The seven-foot-long Indian Rock Python rescued from Agra Golf Course behind Taj Mahal

In an action-packed weekend, the Wildlife SOS Rapid Response Unit stationed at Agra rescued several creatures, including huge snakes and a Golden Jackal.

The rescue team of the NGO received information that a big seven-foot-long Indian Rock Python had been spotted at Agra Golf Course which is located right behind the West Gate of Taj Mahal, one of the most visited monuments in the world.

It was spotted near the rest house but later the reptile slithered into the garden.

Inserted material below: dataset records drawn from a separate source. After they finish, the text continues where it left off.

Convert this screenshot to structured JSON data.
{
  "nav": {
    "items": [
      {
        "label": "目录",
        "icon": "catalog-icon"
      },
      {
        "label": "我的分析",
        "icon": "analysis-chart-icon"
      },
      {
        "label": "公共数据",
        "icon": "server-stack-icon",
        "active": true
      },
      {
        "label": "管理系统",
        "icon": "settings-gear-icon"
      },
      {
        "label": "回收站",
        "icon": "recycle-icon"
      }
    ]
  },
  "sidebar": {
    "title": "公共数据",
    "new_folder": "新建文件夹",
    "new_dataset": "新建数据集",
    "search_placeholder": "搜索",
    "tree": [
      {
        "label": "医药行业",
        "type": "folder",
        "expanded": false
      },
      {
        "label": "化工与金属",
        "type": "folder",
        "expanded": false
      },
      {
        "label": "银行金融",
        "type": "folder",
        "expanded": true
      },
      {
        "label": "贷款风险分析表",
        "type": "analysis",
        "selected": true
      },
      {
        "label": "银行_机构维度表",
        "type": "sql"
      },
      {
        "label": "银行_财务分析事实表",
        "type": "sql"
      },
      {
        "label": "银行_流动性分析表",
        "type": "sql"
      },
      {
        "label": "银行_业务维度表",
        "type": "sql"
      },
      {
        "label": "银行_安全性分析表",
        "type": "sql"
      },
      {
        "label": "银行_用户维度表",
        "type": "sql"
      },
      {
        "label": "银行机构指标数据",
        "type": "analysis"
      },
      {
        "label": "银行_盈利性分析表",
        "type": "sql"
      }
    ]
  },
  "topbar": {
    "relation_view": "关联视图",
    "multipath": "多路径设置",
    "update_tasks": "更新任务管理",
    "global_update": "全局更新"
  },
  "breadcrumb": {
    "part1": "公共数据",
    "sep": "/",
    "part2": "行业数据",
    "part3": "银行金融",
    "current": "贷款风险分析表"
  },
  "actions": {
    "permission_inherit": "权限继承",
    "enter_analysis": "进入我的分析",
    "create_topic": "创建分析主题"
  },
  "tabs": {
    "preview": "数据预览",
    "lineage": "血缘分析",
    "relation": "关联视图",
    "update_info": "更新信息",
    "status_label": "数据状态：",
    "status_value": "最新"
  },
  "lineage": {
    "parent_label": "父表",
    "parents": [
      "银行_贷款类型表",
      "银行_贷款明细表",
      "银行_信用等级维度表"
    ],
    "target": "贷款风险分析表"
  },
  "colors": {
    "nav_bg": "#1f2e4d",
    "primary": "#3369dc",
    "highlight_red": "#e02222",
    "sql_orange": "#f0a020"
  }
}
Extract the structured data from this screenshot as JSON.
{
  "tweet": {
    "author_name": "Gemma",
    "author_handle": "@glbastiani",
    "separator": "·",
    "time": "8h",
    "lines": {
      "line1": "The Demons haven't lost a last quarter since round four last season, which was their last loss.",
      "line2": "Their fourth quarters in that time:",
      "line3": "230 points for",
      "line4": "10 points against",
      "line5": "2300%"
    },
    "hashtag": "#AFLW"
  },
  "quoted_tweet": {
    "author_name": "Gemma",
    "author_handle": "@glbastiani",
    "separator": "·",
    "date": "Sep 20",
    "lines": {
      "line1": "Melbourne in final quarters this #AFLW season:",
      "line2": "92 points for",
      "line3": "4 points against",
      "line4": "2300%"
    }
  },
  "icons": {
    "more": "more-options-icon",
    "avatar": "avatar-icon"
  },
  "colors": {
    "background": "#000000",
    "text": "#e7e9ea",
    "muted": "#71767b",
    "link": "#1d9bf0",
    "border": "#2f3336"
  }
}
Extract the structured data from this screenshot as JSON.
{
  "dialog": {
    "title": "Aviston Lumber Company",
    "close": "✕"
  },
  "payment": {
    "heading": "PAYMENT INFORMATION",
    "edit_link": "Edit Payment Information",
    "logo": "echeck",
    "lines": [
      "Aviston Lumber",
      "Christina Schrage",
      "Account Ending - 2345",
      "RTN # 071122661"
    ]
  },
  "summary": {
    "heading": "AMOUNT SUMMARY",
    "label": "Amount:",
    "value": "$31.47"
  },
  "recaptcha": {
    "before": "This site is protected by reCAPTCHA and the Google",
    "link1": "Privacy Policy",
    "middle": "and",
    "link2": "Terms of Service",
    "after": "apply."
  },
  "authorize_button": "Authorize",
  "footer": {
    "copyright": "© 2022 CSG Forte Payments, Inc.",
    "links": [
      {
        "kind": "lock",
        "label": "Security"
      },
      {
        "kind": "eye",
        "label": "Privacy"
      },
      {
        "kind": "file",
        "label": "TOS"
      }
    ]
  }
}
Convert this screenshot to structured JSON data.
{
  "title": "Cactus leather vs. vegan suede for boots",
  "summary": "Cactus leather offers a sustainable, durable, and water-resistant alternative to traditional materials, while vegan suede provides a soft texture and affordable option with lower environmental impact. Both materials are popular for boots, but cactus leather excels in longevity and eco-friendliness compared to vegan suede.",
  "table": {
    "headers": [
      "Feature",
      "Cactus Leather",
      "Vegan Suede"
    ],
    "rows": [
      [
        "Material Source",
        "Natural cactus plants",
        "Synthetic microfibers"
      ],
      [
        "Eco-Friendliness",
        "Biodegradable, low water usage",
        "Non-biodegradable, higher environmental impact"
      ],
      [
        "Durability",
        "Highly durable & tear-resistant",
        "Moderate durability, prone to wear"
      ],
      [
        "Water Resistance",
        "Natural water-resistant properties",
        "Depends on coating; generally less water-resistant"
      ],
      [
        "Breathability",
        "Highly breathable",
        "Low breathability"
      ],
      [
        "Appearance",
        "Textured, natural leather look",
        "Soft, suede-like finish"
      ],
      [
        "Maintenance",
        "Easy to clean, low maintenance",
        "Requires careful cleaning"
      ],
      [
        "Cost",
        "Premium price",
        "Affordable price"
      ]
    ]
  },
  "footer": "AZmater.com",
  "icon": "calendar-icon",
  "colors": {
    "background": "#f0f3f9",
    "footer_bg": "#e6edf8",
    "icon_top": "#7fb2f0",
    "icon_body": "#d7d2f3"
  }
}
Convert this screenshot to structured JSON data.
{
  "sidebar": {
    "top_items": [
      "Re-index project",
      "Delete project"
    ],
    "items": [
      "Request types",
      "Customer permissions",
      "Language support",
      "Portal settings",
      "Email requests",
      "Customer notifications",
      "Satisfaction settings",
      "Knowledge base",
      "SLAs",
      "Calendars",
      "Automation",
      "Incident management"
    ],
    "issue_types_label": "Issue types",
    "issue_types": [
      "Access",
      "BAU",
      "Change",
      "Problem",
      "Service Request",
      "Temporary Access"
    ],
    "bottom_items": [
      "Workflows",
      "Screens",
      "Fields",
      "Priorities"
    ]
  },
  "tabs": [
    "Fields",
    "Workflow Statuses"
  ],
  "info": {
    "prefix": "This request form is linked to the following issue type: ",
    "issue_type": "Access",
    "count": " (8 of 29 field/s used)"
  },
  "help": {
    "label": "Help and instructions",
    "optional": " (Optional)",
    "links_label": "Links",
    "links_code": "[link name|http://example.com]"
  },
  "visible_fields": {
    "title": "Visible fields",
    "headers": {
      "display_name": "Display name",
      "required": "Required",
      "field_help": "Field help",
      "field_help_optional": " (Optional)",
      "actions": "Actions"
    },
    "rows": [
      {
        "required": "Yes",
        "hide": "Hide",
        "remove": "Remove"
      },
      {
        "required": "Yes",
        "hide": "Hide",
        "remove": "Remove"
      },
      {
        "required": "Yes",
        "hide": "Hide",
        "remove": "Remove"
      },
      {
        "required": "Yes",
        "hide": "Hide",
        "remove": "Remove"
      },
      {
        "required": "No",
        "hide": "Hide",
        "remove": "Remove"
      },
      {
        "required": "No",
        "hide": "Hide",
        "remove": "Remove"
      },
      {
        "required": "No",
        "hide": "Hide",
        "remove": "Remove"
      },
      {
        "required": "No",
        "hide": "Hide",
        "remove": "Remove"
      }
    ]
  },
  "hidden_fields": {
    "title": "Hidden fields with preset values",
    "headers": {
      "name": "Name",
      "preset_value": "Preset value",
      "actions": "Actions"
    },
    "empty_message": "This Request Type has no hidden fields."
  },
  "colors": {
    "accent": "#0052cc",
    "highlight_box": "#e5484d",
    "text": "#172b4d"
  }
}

The reptile was carefully removed from the premises by the team and will be released in the wild later after observation.

Python at Airport Agra
Six-foot-long Python rescued from Agra Civil Airport

In another incident a six-foot-long Python which was sighted in the store room near the parking area at Agra Civil Airport located inside the Air Force Station triggered a panic. The reptile was safely rescued by the Rapid Response Unit and will be released soon.

On Sunday alert farmers on their way to work stopped on their tracks on hearing the cry for help coming from an 40-foot-deep open borewell in Karbhana village located in Tajganj, Agra. They found a young jackal huddled in its depths.

Worried about its well-being, the farmers immediately reached out to the Wildlife SOS Rapid Response Unit on their 24×7 emergency helpline for help.

Golden Jackal in the borewell Agra
The Golden Jackal which was rescued from a 40-foot-deep borewell

The two-member rescue team, geared with necessary rescue equipment and medical aid reached the spot and after an hour-long rescue operation, removed the creature from the borewell. Following a quick onsite medical examination, it was released back into its natural habitat.

Native of the Indian subcontinent, Golden Jackals play a very important role in forest ecology. Omnivorous in nature, they feed on a variety of small mammals, birds, fish, hares and even fruits. Victims of hunting, wildlife trafficking, man-animal conflict and highway accidents these species are protected under Schedule II of the Wildlife Protection Act 1972. An estimated population of 80,000 of these animals are there in the wild.